5. Common fault detection
The control circuit often has more faults on the power board. Check that the output should have +24v, +5v, ±15v or ±12v. If the voltage of a phase is abnormal, check the power supply load and the power board itself. The "overcurrent alarm" signal should check the igbt module or current sensor section. Hall current sensor power supply is generally dual power supply, its output is 0 ~ 10v or 4 ~ 20am standard signal, with changes in load current; if there is "high temperature alarm" is usually a fan failure or temperature measurement component damage, (copyright The temperature measuring component is generally installed on the heat sink or built in the igbt module. It usually adopts a negative temperature coefficient (ntc) resistance, and the high resistance value is tested under normal temperature static test; if the "DC bus overvoltage" signal appears, the power should be checked. The voltage, voltage transformer and brake chopper parts often occur due to unstable load operation; some DC power supplies working inside the inverter have two paths, one is the input input voltage step-down rectification, and the other is the sampling DC bus voltage. Obtained by series resistance buck or DC chopping.

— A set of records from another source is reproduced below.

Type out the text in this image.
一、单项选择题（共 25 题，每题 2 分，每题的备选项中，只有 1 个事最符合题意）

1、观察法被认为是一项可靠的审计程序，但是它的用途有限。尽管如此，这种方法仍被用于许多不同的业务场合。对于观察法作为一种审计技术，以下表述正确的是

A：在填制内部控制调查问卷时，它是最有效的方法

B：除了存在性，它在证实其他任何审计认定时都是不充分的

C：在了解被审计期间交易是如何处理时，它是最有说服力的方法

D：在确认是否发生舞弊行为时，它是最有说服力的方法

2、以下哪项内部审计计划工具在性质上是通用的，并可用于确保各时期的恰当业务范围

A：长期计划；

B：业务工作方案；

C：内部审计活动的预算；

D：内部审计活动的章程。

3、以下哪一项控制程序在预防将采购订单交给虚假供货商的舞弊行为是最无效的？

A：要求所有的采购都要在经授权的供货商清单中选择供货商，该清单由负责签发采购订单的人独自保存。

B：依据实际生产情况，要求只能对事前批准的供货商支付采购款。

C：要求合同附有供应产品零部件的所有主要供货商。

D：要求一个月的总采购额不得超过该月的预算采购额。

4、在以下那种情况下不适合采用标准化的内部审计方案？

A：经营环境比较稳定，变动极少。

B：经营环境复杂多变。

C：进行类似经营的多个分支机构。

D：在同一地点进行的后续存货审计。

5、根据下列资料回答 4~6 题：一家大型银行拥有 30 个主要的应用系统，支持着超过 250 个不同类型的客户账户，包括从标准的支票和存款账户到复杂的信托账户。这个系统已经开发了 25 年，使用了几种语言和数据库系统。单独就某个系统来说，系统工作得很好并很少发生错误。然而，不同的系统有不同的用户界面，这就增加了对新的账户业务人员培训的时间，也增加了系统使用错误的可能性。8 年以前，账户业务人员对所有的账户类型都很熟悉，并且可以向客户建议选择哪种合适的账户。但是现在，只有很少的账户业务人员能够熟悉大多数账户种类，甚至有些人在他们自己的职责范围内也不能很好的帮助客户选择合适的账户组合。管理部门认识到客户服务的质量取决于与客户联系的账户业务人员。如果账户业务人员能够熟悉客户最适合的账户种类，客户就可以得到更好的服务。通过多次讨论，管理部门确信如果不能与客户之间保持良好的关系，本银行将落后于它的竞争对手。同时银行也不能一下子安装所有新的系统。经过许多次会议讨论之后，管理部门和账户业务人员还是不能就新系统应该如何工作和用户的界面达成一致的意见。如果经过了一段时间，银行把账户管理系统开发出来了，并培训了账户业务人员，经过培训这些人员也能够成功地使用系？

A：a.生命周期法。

Safety should be paid before the maintenance work. It is best to have someone to supervise to ensure the safety of the person and equipment. Do not artificially expand the fault. Do not connect the input and output terminals of the inverter, otherwise the inverter will be damaged directly. During the maintenance process, please note that there will be high voltage on the DC bus after the inverter is powered off. Wait for more than 5 minutes before touching, or manually discharge the capacitor. Capacitor discharge standard safety operation, after the power is discharged, the operation can continue; when the inverter is in the power-on standby state or has been started at a given zero-speed state, its output terminal has a DC voltage of about 200v relative to the ground. Please pay attention to personal safety; When testing the control board, it is best not to touch the pins of the integrated chip on the board to prevent static damage to the integrated chip and cause unnecessary loss.